半導体デバイスの微細化が進み、すでに28nmプロセスでの量産が始まっている。微細化を担う半導体の微細加工技術は大別してリソグラフィ技術とドライエッチング技術から成っている。リソグラフィ技術は、解像度が光の波長とNA(レンズ開口数)で決まるため、比較的容易に理解できるのに対し、ドライエッチング技術はエッチング装置のチャンバ内で起こっている現象が複雑であり、理解を難しくしている。このため、ドライエッチング技術は、リソグラフィ技術に比べると注目度が低い。

しかしドライエッチングの技術者数はリソグラフィと同じくらい多い。技術的な重要性も高く、Si、SiO2、メタルなど、材料ごとに固有の装置とプロセス技術がある。そして、Cuデユアルダマシン配線加工や新材料加工など次々と新しい技術領域が生まれている。また、荷電粒子を扱うがゆえに起こるプラズマダメージはデバイスの歩留まりを落とす元凶であるため、そのメカニズムの解明と対策が常に必要であり、古くて新しい課題となっている。さらに今ホットな話題となっているダブルパターニングは、リソグラフィ以上にドライエッチングが重要となっている。
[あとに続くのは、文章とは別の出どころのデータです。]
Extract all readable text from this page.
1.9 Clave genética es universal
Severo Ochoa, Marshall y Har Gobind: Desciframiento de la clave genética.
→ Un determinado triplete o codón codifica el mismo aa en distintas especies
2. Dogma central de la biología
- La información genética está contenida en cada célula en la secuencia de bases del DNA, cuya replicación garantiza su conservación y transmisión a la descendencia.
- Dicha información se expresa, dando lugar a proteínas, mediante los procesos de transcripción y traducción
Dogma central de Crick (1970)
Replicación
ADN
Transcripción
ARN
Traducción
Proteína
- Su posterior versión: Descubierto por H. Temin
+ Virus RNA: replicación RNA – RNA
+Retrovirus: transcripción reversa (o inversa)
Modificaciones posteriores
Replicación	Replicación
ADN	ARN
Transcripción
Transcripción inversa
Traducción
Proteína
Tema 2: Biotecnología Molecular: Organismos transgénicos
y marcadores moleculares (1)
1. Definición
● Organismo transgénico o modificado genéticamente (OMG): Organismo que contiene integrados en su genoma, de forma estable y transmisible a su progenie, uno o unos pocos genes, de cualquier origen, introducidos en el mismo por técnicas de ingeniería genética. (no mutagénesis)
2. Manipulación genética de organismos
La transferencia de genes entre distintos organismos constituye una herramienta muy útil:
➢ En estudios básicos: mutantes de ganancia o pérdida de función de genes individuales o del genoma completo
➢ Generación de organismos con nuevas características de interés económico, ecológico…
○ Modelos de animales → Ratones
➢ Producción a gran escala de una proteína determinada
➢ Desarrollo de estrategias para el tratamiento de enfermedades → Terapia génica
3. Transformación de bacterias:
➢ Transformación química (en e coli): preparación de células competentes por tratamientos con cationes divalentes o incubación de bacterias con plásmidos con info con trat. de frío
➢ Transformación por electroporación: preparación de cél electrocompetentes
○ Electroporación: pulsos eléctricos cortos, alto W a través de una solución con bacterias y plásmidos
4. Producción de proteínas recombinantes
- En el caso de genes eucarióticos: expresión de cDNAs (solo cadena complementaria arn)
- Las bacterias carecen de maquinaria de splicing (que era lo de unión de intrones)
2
本書「はじめての半導体ドライエッチング技術」は、以上のような背景で高度化するドライエッチング技術について、これから従事しようとするエンジニアが十分な理解がえられるようにビギナー向けの教科書として執筆された。

筆者の野尻一男氏は、日立製作所で16年間ドライエッチングの先端技術開発、量産技術開発に従事してきた。また最近の10年はドライエッチング装置メーカーであるLam ResearchのCTOとして、プロセス開発のみならず装置開発にも携わっている。さらにドライエッチング技術に関する講演を数多く行っている。筆者のこれまでの経験を踏まえ、本書はドライエッチングの原理から、実践に近い知識までを網羅している。

従来のドライエッチングに関する書籍は、難しいプラズマ理論に重きをおいたもの、あるいは逆にドライエッチング技術のデータの羅列に終始するものが多かった。本書では独自のアプローチとして、プラズマの基礎から始め、数式や難しい理論を使わずに、ドライエッチングの反応過程、異方性エッチングのメカニズムを初心者にも理解できるように解説している。
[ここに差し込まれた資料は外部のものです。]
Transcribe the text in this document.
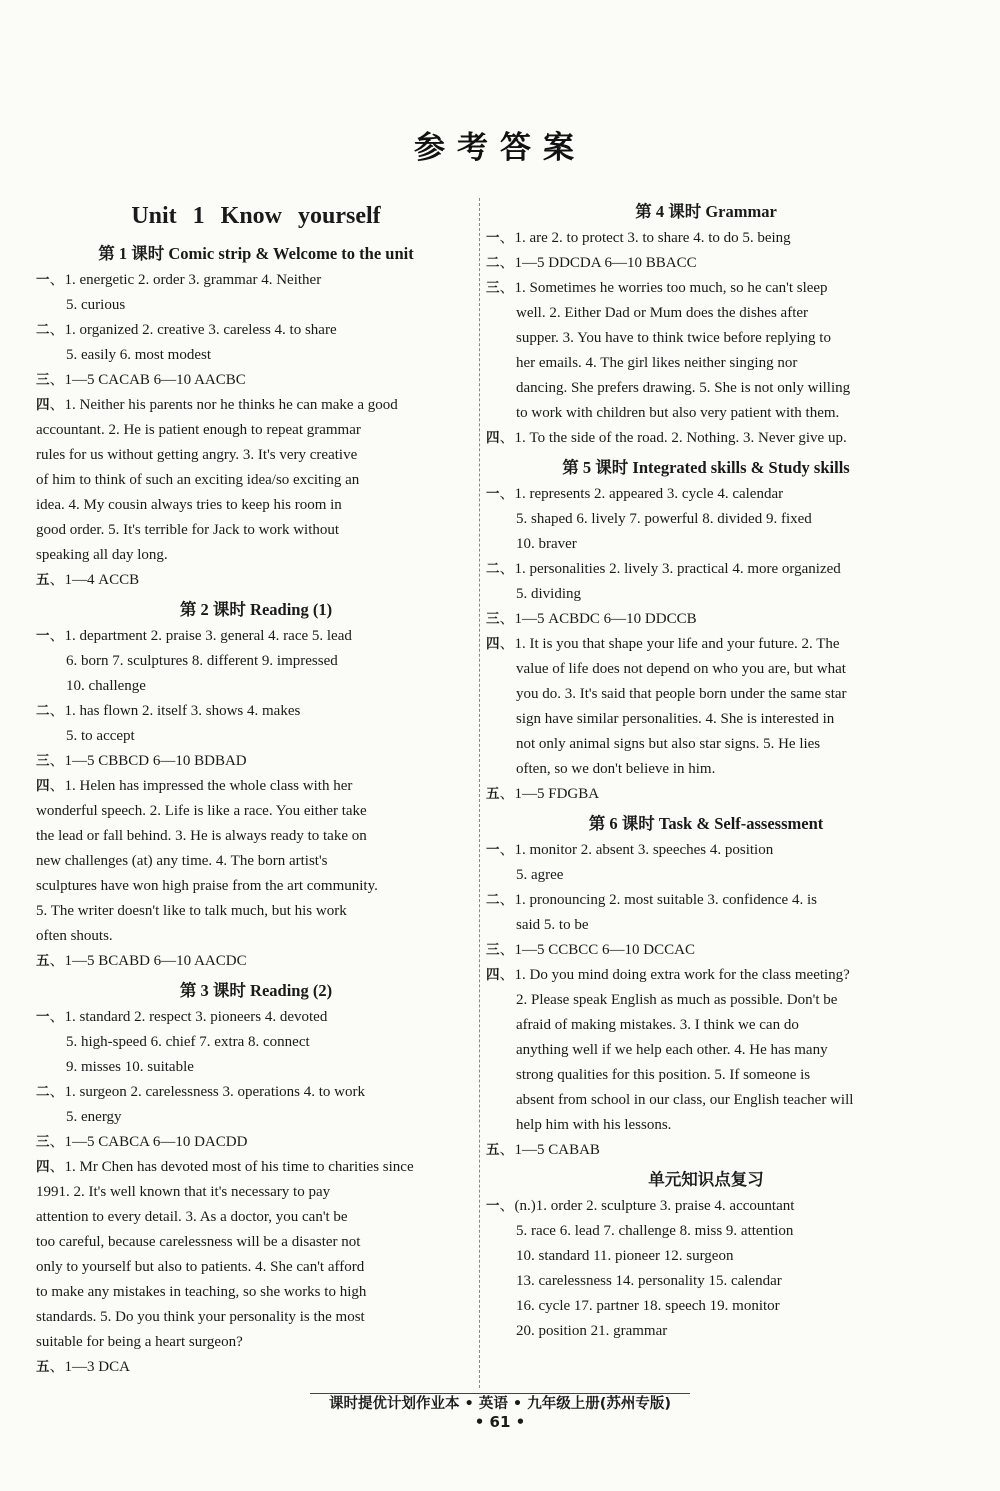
参考答案
Unit 1 Know yourself
第 1 课时 Comic strip & Welcome to the unit
一、1. energetic 2. order 3. grammar 4. Neither
5. curious
二、1. organized 2. creative 3. careless 4. to share
5. easily 6. most modest
三、1—5 CACAB 6—10 AACBC
四、1. Neither his parents nor he thinks he can make a good
accountant. 2. He is patient enough to repeat grammar
rules for us without getting angry. 3. It's very creative
of him to think of such an exciting idea/so exciting an
idea. 4. My cousin always tries to keep his room in
good order. 5. It's terrible for Jack to work without
speaking all day long.
五、1—4 ACCB
第 2 课时 Reading (1)
一、1. department 2. praise 3. general 4. race 5. lead
6. born 7. sculptures 8. different 9. impressed
10. challenge
二、1. has flown 2. itself 3. shows 4. makes
5. to accept
三、1—5 CBBCD 6—10 BDBAD
四、1. Helen has impressed the whole class with her
wonderful speech. 2. Life is like a race. You either take
the lead or fall behind. 3. He is always ready to take on
new challenges (at) any time. 4. The born artist's
sculptures have won high praise from the art community.
5. The writer doesn't like to talk much, but his work
often shouts.
五、1—5 BCABD 6—10 AACDC
第 3 课时 Reading (2)
一、1. standard 2. respect 3. pioneers 4. devoted
5. high-speed 6. chief 7. extra 8. connect
9. misses 10. suitable
二、1. surgeon 2. carelessness 3. operations 4. to work
5. energy
三、1—5 CABCA 6—10 DACDD
四、1. Mr Chen has devoted most of his time to charities since
1991. 2. It's well known that it's necessary to pay
attention to every detail. 3. As a doctor, you can't be
too careful, because carelessness will be a disaster not
only to yourself but also to patients. 4. She can't afford
to make any mistakes in teaching, so she works to high
standards. 5. Do you think your personality is the most
suitable for being a heart surgeon?
五、1—3 DCA
第 4 课时 Grammar
一、1. are 2. to protect 3. to share 4. to do 5. being
二、1—5 DDCDA 6—10 BBACC
三、1. Sometimes he worries too much, so he can't sleep
well. 2. Either Dad or Mum does the dishes after
supper. 3. You have to think twice before replying to
her emails. 4. The girl likes neither singing nor
dancing. She prefers drawing. 5. She is not only willing
to work with children but also very patient with them.
四、1. To the side of the road. 2. Nothing. 3. Never give up.
第 5 课时 Integrated skills & Study skills
一、1. represents 2. appeared 3. cycle 4. calendar
5. shaped 6. lively 7. powerful 8. divided 9. fixed
10. braver
二、1. personalities 2. lively 3. practical 4. more organized
5. dividing
三、1—5 ACBDC 6—10 DDCCB
四、1. It is you that shape your life and your future. 2. The
value of life does not depend on who you are, but what
you do. 3. It's said that people born under the same star
sign have similar personalities. 4. She is interested in
not only animal signs but also star signs. 5. He lies
often, so we don't believe in him.
五、1—5 FDGBA
第 6 课时 Task & Self-assessment
一、1. monitor 2. absent 3. speeches 4. position
5. agree
二、1. pronouncing 2. most suitable 3. confidence 4. is
said 5. to be
三、1—5 CCBCC 6—10 DCCAC
四、1. Do you mind doing extra work for the class meeting?
2. Please speak English as much as possible. Don't be
afraid of making mistakes. 3. I think we can do
anything well if we help each other. 4. He has many
strong qualities for this position. 5. If someone is
absent from school in our class, our English teacher will
help him with his lessons.
五、1—5 CABAB
单元知识点复习
一、(n.)1. order 2. sculpture 3. praise 4. accountant
5. race 6. lead 7. challenge 8. miss 9. attention
10. standard 11. pioneer 12. surgeon
13. carelessness 14. personality 15. calendar
16. cycle 17. partner 18. speech 19. monitor
20. position 21. grammar
课时提优计划作业本 • 英语 • 九年级上册(苏州专版)
• 61 •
また、ドライエッチングをプロセスから装置、新技術に至るまで系統的に理解できるよう配慮してある。Si、Poly-Si、SiO2、Alなど材料ごとのエッチングについての解説では、単なる各論にとどまらず、エッチングを支配するパラメータとその制御法についても述べている。例えばPoly-SiやAlのエッチングには、ICPやECRのような高密度プラズマが使われ、SiO2エッチングには中密度プラズマの狭電極エッチャが使われる理由についても解説している。エッチング装置については、CCP(Capacitively Coupled Plasma)、マグネトロンRIE(Magnetron Reactive Ion Etching)、ECR(Electron Cyclotron Resonance)、ICP(Inductively Coupled Plasma)といった各方式のプラズマの発生原理も含めて解説している他、ドライエッチング装置の中で重要な役割を果たす静電チャックについても言及している。
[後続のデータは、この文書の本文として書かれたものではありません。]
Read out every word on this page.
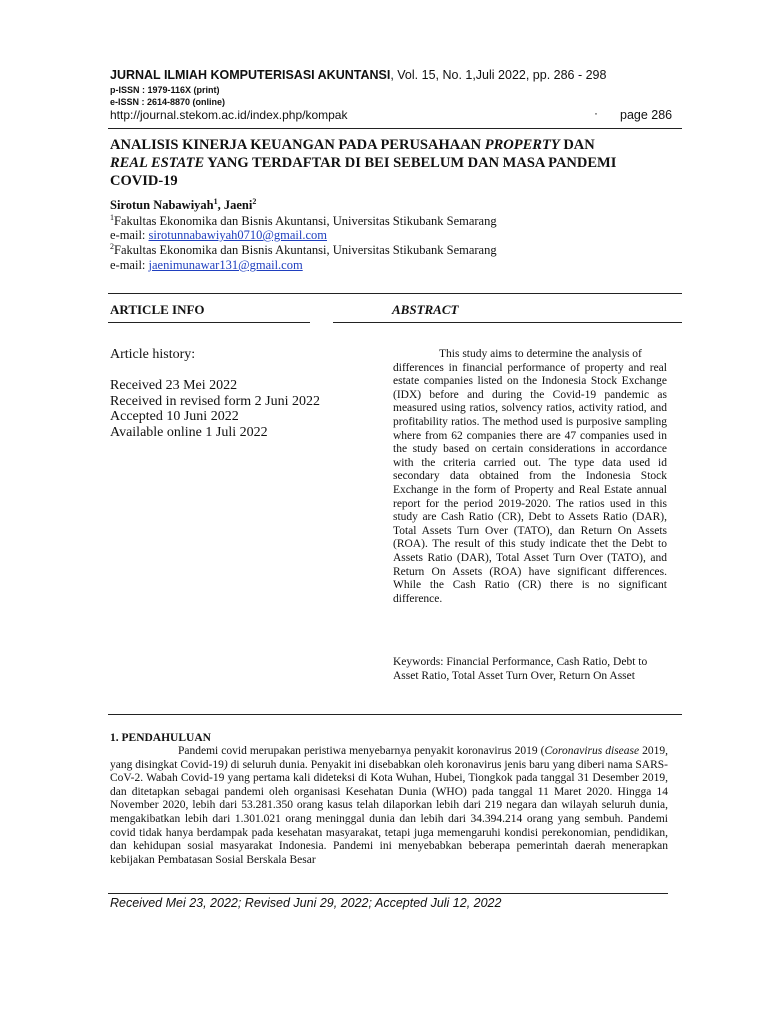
JURNAL ILMIAH KOMPUTERISASI AKUNTANSI, Vol. 15, No. 1,Juli 2022, pp. 286 - 298
p-ISSN : 1979-116X (print)
e-ISSN : 2614-8870 (online)
http://journal.stekom.ac.id/index.php/kompak	· page 286
ANALISIS KINERJA KEUANGAN PADA PERUSAHAAN PROPERTY DAN
REAL ESTATE YANG TERDAFTAR DI BEI SEBELUM DAN MASA PANDEMI
COVID-19
Sirotun Nabawiyah$^1$, Jaeni$^2$
$^1$Fakultas Ekonomika dan Bisnis Akuntansi, Universitas Stikubank Semarang
e-mail: sirotunnabawiyah0710@gmail.com
$^2$Fakultas Ekonomika dan Bisnis Akuntansi, Universitas Stikubank Semarang
e-mail: jaenimunawar131@gmail.com
ARTICLE INFO
Article history:
Received 23 Mei 2022
Received in revised form 2 Juni 2022
Accepted 10 Juni 2022
Available online 1 Juli 2022
ABSTRACT
This study aims to determine the analysis of
differences in financial performance of property and real estate companies listed on the Indonesia Stock Exchange (IDX) before and during the Covid-19 pandemic as measured using ratios, solvency ratios, activity ratiod, and profitability ratios. The method used is purposive sampling where from 62 companies there are 47 companies used in the study based on certain considerations in accordance with the criteria carried out. The type data used id secondary data obtained from the Indonesia Stock Exchange in the form of Property and Real Estate annual report for the period 2019-2020. The ratios used in this study are Cash Ratio (CR), Debt to Assets Ratio (DAR), Total Assets Turn Over (TATO), dan Return On Assets (ROA). The result of this study indicate thet the Debt to Assets Ratio (DAR), Total Asset Turn Over (TATO), and Return On Assets (ROA) have significant differences. While the Cash Ratio (CR) there is no significant difference.
Keywords: Financial Performance, Cash Ratio, Debt to Asset Ratio, Total Asset Turn Over, Return On Asset
1. PENDAHULUAN
Pandemi covid merupakan peristiwa menyebarnya penyakit koronavirus 2019 (Coronavirus disease 2019, yang disingkat Covid-19) di seluruh dunia. Penyakit ini disebabkan oleh koronavirus jenis baru yang diberi nama SARS-CoV-2. Wabah Covid-19 yang pertama kali dideteksi di Kota Wuhan, Hubei, Tiongkok pada tanggal 31 Desember 2019, dan ditetapkan sebagai pandemi oleh organisasi Kesehatan Dunia (WHO) pada tanggal 11 Maret 2020. Hingga 14 November 2020, lebih dari 53.281.350 orang kasus telah dilaporkan lebih dari 219 negara dan wilayah seluruh dunia, mengakibatkan lebih dari 1.301.021 orang meninggal dunia dan lebih dari 34.394.214 orang yang sembuh. Pandemi covid tidak hanya berdampak pada kesehatan masyarakat, tetapi juga memengaruhi kondisi perekonomian, pendidikan, dan kehidupan sosial masyarakat Indonesia. Pandemi ini menyebabkan beberapa pemerintah daerah menerapkan kebijakan Pembatasan Sosial Berskala Besar
Received Mei 23, 2022; Revised Juni 29, 2022; Accepted Juli 12, 2022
新技術については、Cuダマシンエッチング、Low-kエッチング、メタルゲート/High-kエッチング、FinFETエッチングなどの新しいエッチング技術について述べている。Cuダマシンエッチングでは各種方式についての説明した他、32nmプロセス以降で深刻化するLow-kダメージを防ぐための方式について解説している。ダブルパターニング技術や、16nmプロセス以降を見据えた3D ICエッチングなどの新分野についても解説している。

さらに、プラズマダメージの章を設けている。筆者はチャージアップダメージに関する先駆的研究を行い、その全容をほぼ明らかにした成果を中心に、系統的に全体像が理解できるようにまとめている。コンタミネーションや結晶欠陥などSi基板表面に導入されるダメージおよびチャージアップダメージについて解説した他、これらのダメージがデバイス特性に及ぼす影響について述べている。

半導体の微細化に伴い導入される新技術や新材料へ対応するため、ドライエッチングに課せられる要求はますます厳しくなり、プロセス開発の難易度は高くなっている。従来の経験と勘を頼りに実験を繰り返して、プロセス条件を求める方法は限界にきているという。

今後はプラズマの中身と反応機構を考察しながらプロセスを組み立てることが必要になる。ドライエッチングの反応機構はそのすべてが解明されている訳ではないが、本書で述べられているように、ガス種の選定にあたってイオンの化学的スパッタリング率や原子間の結合エネルギーを考慮するなど、いくつかの手掛かりとなる考え方や基礎データはある。ブラックボックスになりがちなチャンバの中で何が起こっているか、常に原理原則に立ち戻って考える態度が必要であり、本書はそのための一助となる。

初心者向けに書かれているが、ある程度経験を積んだエンジニアがドライエッチングの全体像を理解するのにも役立つ書籍となっている。

「現場の即戦力 はじめての半導体ドライエッチング技術」

発行 技術評論社
発売 2011年12月8日
著者 野尻一男
単行本 A5判/172ページ
定価 2,394円
出版社から 半導体ドライエッチング技術は、半導体デバイスの微細化・高集積化を実現する手段として、リソグラフィ技術と双璧をなすキーテクノロジーです。ドライエッチングに従事するエンジニアは、多くの場合、経験と堪に頼って仕事を進めているのが実情です。

本書はこれまでの本とは異なるユニークなアプローチで、ドライエッチング技術の基礎から応用までビギナーに理解できるようまとめてあります。これまでのドライエッチングの書は、ともすると難しいプラズマ理論に重きをおいたもの、あるいは逆にドライエッチング技術のデータの羅列に終始するものが多く見られます。本書は極力数式を使わないで、ビギナーにもドライエッチングのメカニズムが容易に理解できるように執筆しました。また、プロセスから、装置、新技術に至るまで系統的に理解できるよう配慮してあります。さらに、プラズマダメージの章を設け、その全容が理解できるようにしたことも特徴の一つです。

本書ではビギナーにドライエッチング技術の原理を容易に理解させるばかりでなく、より実践に近い知識が得られるようにしました。また、ビギナー向けに書かれていますが、ある程度経験を積んだエンジニアがドライエッチング技術の全体像を理解するのにも役立つ書籍です。